EU financial ministers formally agreed on Tuesday with a European Commission recommendation to penalize Portugal and Spain for exceeding the bloc’s fiscal regulations that limit member state’s public deficit to three percent of GDP.
In fining the two countries, the EU hopes to signal that its rules can’t be broken with impunity, which has so far been the case. Among other countries that violated the deficit limit this year and before, the EU has picked on Spain and Portugal for “not taking effective action” to fix the issue.
Wolfgang Schäuble, finance minister of fiscally-rigid Germany, which has long pushed for penalties, praised the move. “The decision proves that the rules are being applied,” he said Tuesday. “That sends a signal of reliability.”
While conceding that “the rules are the rules,” Michel Sapin, finance minister of France, whose deficit also hangs above three percent, warned against wanting to “sanction for the pleasure of sanctioning”.
The penalties can be as high as 0.2 percent of GDP – which amounts to $2.4 billion (2.2 billion euros) for Spain and $398 million (360 million euros) for Portugal – as well as a loss of those countries’ access to eurozone funds.
Madrid and Lisbon respond
Both Spain and Portugal railed against the decision. Spain’s acting Economic Minister Luis de Guindos said “it would be a huge paradox” for Europe to fine its fastest growing economy, adding that he doubted it would actually go through with it.
Portugal’s Prime Minister Antonio Costa struck a similar note, calling the process “a contradiction” that was “unjustified and counterproductive”. He warned that “the European economy and the eurozone will derive no benefit from applying sanctions of any kind.”
But both governments said that they would do what was necessary to avoid the fines. According to the penalty procedure, they will be given 10 days to state their case.
Spain wasted no time in putting forth a plan. During a press conference on Tuesday, de Guindos said that the government – though at a political standstill – would raise taxes on businesses and crack down more on tax evasion, efforts that he calculated will bring in additional seven billion euros of revenue.
Costa meanwhile maintained that Portugal is already on its way towards abiding the three percent limit.
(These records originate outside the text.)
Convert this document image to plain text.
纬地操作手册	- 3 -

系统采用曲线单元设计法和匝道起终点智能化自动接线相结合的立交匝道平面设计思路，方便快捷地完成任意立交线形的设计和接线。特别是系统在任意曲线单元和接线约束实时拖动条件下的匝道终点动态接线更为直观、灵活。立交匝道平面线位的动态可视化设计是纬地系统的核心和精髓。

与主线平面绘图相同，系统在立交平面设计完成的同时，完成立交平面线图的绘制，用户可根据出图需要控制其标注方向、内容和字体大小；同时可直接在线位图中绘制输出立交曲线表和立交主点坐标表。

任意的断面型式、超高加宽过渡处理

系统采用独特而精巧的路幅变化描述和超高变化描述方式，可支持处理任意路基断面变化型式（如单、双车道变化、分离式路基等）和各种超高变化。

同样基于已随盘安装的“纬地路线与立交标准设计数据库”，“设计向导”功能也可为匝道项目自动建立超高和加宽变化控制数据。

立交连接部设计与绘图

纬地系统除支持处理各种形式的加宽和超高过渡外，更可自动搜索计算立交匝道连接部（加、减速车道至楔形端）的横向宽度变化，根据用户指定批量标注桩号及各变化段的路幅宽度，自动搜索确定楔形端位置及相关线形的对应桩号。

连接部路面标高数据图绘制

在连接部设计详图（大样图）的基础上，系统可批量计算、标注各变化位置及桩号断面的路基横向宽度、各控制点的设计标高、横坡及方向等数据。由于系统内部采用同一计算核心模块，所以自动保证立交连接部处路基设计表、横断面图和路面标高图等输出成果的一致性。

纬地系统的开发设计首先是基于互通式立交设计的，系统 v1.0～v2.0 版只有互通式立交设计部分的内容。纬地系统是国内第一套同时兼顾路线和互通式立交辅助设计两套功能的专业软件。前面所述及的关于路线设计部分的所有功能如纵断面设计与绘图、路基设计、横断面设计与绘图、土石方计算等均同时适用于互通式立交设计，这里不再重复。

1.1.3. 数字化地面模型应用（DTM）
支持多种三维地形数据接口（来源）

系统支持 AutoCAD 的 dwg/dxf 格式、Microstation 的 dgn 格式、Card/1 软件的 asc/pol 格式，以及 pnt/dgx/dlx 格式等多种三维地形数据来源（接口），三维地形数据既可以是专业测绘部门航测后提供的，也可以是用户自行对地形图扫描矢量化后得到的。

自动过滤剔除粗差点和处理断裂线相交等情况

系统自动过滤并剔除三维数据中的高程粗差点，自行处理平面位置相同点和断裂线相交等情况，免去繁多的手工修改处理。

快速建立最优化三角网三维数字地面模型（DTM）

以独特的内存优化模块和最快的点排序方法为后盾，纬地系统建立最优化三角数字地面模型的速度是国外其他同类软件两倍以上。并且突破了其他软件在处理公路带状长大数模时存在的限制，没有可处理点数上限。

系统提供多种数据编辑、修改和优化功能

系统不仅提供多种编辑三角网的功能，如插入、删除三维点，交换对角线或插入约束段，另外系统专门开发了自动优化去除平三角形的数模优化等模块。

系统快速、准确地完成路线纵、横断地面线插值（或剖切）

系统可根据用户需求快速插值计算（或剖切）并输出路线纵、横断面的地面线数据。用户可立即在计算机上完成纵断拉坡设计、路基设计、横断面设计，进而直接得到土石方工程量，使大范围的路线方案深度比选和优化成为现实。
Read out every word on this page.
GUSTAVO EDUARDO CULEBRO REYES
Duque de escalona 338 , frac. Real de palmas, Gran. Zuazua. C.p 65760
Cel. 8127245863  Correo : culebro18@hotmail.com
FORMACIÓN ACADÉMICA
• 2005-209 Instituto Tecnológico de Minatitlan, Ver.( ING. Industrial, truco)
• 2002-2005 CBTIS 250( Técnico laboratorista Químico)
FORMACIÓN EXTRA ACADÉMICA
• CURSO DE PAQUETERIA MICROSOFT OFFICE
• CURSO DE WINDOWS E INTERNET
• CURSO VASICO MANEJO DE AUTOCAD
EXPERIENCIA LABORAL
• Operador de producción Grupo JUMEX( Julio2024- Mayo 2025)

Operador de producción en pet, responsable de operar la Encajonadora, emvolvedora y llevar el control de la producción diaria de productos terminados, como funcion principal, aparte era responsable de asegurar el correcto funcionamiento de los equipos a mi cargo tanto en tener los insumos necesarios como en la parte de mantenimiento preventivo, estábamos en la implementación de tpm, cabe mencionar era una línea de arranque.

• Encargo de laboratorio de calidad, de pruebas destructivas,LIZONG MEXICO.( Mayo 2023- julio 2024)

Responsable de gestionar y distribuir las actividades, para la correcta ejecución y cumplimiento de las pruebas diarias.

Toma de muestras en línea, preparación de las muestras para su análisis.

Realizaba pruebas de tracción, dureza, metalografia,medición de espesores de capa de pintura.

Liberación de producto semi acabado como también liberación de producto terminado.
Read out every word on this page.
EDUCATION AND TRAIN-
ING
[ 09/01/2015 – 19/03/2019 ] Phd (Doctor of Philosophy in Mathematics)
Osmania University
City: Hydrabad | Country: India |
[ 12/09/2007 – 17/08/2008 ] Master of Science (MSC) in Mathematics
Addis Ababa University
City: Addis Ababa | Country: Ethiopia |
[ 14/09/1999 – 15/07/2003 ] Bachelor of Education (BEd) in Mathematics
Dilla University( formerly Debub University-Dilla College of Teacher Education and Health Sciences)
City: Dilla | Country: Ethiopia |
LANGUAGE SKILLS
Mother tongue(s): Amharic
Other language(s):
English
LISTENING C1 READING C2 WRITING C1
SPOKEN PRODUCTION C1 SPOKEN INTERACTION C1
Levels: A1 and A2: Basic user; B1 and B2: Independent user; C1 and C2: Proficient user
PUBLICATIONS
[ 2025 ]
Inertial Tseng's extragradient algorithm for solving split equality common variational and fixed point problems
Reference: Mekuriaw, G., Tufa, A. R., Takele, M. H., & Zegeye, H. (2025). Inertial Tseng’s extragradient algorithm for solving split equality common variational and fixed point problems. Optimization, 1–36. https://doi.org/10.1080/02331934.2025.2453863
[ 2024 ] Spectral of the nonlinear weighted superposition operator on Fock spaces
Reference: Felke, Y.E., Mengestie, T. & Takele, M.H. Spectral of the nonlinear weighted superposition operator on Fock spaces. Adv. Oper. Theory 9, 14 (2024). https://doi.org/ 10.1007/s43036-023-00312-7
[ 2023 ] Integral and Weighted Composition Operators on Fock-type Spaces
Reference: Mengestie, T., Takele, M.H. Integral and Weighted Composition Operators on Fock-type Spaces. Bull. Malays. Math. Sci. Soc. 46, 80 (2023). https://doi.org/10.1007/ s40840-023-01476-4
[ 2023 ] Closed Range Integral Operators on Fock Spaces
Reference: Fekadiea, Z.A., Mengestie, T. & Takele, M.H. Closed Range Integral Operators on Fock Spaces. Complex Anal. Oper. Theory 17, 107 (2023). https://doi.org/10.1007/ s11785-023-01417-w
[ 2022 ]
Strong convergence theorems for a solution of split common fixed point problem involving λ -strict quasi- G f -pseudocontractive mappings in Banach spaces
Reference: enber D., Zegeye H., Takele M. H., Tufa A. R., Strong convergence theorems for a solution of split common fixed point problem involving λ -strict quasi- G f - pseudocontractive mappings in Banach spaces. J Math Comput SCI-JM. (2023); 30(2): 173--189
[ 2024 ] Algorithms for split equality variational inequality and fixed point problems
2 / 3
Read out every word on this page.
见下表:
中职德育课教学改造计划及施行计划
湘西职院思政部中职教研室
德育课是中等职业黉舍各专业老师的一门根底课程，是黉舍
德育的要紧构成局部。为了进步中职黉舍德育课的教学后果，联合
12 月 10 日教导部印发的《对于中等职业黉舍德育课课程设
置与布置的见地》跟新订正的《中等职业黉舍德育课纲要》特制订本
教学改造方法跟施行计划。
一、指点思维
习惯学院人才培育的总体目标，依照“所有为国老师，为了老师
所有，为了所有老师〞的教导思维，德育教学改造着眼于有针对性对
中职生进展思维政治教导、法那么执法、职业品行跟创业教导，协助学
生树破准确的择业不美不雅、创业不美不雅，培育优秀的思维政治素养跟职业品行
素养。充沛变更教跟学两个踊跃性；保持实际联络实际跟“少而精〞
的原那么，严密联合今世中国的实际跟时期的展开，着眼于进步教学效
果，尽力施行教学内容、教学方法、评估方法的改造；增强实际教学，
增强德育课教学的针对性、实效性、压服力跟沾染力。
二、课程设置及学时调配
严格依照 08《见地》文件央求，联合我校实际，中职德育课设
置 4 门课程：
Hoping for ‘a smart result’
The European Commission will have an additional 10 days to weigh their appeals and put forth a penalty recommendation. EU governments would then have another 10 days to approve it.
Given political backlash to austerity and uncertain economic growth throughout Europe, many expect the fine to bear only symbolic value. The European Commission said last week that zero percent fines were a possibility.
But there have been calls, including from the highly-influential German Finance Minister Schäuble, to cut off Portugal and Spain from structural aid in 2017. European Commission Vice President Valdis Dombrovskis noted that Portugal and Spain will have time until then to “react and avoid losing any EU funds”.
“I am sure we will have a smart, intelligent result at the end,” said Slovak Finance Minister Peter Kazimir.